Description of problem: Pods are not starting up as it is unable to pull the image, failing with the error:
Failed to pull image "172.30.150.150:5000/ci/mac-slave2.nexus:1.0": manifest unknown: manifest unknown
We have confirmed that the image is valid and has worked previously. The image is hosted in an external docker registry and is used via the image stream "mac-slave2.nexus" which has the docker pull spec: "172.30.150.150:5000/ci/mac-slave2.nexus".
We have confirmed that the tag 1.0 has been resolved in the image stream as we can see the image hash as well as pull spec defined (previously if we had an invalid image name / tag, the image hash and pull spec will not be populated after creating the image stream).
This issue only happens when the memory of the integrated docker-registry memory is near the docker-registry pod's memory limit.

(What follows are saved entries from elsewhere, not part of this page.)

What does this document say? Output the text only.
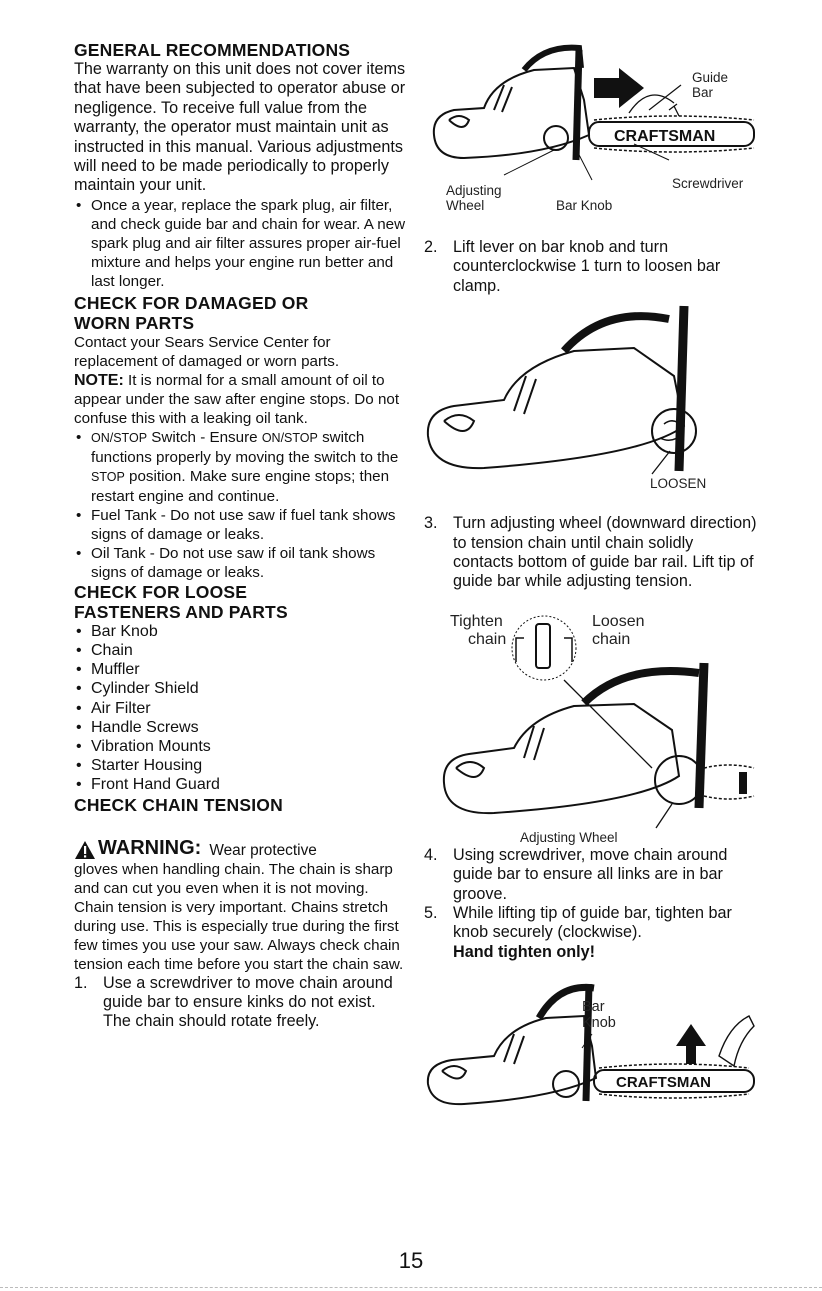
GENERAL RECOMMENDATIONS

The warranty on this unit does not cover items that have been subjected to operator abuse or negligence. To receive full value from the warranty, the operator must maintain unit as instructed in this manual. Various adjustments will need to be made periodically to properly maintain your unit.

• Once a year, replace the spark plug, air filter, and check guide bar and chain for wear. A new spark plug and air filter assures proper air-fuel mixture and helps your engine run better and last longer.
CHECK FOR DAMAGED OR
WORN PARTS

Contact your Sears Service Center for replacement of damaged or worn parts.

NOTE: It is normal for a small amount of oil to appear under the saw after engine stops. Do not confuse this with a leaking oil tank.

• ON/STOP Switch - Ensure ON/STOP switch functions properly by moving the switch to the STOP position. Make sure engine stops; then restart engine and continue.
• Fuel Tank - Do not use saw if fuel tank shows signs of damage or leaks.
• Oil Tank - Do not use saw if oil tank shows signs of damage or leaks.
CHECK FOR LOOSE
FASTENERS AND PARTS
• Bar Knob
• Chain
• Muffler
• Cylinder Shield
• Air Filter
• Handle Screws
• Vibration Mounts
• Starter Housing
• Front Hand Guard
CHECK CHAIN TENSION
WARNING: Wear protective

gloves when handling chain. The chain is sharp and can cut you even when it is not moving.

Chain tension is very important. Chains stretch during use. This is especially true during the first few times you use your saw. Always check chain tension each time before you start the chain saw.

1. Use a screwdriver to move chain around guide bar to ensure kinks do not exist. The chain should rotate freely.
CRAFTSMAN
Guide
Bar
Screwdriver
Adjusting
Wheel	Bar Knob
2. Lift lever on bar knob and turn counterclockwise 1 turn to loosen bar clamp.
LOOSEN
3. Turn adjusting wheel (downward direction) to tension chain until chain solidly contacts bottom of guide bar rail. Lift tip of guide bar while adjusting tension.
Tighten
chain
Loosen
chain
Adjusting Wheel
4. Using screwdriver, move chain around guide bar to ensure all links are in bar groove.
5. While lifting tip of guide bar, tighten bar knob securely (clockwise).
Hand tighten only!
CRAFTSMAN
Bar
Knob
15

Re-deploying the docker-registry pod resolves the issue.
1. Memory on the docker-registry pod reaches the limit in a day or two which depends on the number of pods deployed in that day. More pod deployments can bring down the memory even earlier.
2. The memory used up will never be freed unless a restart is done.
Version-Release number of selected component (if applicable):
Steps to Reproduce:
Actual results: Fails when registry pod memory limit reaches in 1 or 2 days
Expected results: should not have an issue with deployments in such a short span.
That's right. Restarting the docker-registry pod (and essentially flushing the memory) resolves the issue, without having to rebuild the image OR recreate the image stream either.